The Energy of mass and Gravitational Potantial Energy

1. Mar 20, 2015

Quarlep

I know the total energy of universe is zero cause of matter energy (E=mc2) and gravitational potantial energy.
But If I try to calculate it gets crazy things:
Lets think universe made up only two particles and their mass call m and equal than

2mc2=m2G/r
2c2=mG/r
r=mG/2c2
so there must be a certain distance between these objects to make zero energy universe. Am I wrong

Last edited: Mar 20, 2015
2. Mar 21, 2015

Orodruin

Staff Emeritus
Where did you hear this? It is certainly not something that is seen as universally true among physicists. In particular as the definition of energy (and potential energy in particular) is not all that clear in general relativity.

3. Mar 21, 2015

Quarlep

Everywhere If you search total energy of universe is zero you can look at it.

4. Mar 21, 2015

Orodruin

Staff Emeritus
This is definitely not an accepted fact in physics, please stick to mainstream science and do not quote hypotheses as facts.

5. Mar 21, 2015

Grigori Saiyan

This is a formal approach to the problem. By its order of magnitude this radius is close to the gravitational radius of the mass (m). If the total energy of the Universe is zero, this Universe is in dynamically unstable state. The accelerated Universe, as we know today, can't have zero total energy.
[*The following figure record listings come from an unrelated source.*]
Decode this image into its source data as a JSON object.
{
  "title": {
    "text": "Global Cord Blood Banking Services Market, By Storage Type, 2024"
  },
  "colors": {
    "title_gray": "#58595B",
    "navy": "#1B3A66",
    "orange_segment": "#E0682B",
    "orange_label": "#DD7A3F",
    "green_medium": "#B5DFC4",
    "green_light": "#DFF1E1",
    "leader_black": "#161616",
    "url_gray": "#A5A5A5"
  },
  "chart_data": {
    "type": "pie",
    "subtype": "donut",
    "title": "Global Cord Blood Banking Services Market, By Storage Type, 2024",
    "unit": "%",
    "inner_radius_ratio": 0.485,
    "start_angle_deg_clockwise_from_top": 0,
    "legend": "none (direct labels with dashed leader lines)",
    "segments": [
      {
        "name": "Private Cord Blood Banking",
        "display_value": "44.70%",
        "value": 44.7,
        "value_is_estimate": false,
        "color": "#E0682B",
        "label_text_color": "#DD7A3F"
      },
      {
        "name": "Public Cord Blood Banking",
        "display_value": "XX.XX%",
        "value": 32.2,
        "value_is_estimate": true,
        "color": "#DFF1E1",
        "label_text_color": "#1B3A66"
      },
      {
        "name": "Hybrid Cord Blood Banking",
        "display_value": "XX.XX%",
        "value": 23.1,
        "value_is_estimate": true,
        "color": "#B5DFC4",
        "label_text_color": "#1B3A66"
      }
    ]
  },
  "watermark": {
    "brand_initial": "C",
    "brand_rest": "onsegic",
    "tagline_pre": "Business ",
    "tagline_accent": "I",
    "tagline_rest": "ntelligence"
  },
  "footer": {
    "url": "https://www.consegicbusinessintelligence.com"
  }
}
Also pay attention that the right side of your equation is relativistically invariant while the right side is not.

6. Mar 21, 2015

Staff: Mentor

This thread started with two mistaken assumptions: First, that it might be an accepted fact that the total energy of the universe is zero; and second, that an equation in which one side is a relativistic invariant and the other is not could possibly make sense.

As both of these misconceptions have been pointed out, we can close the thread now.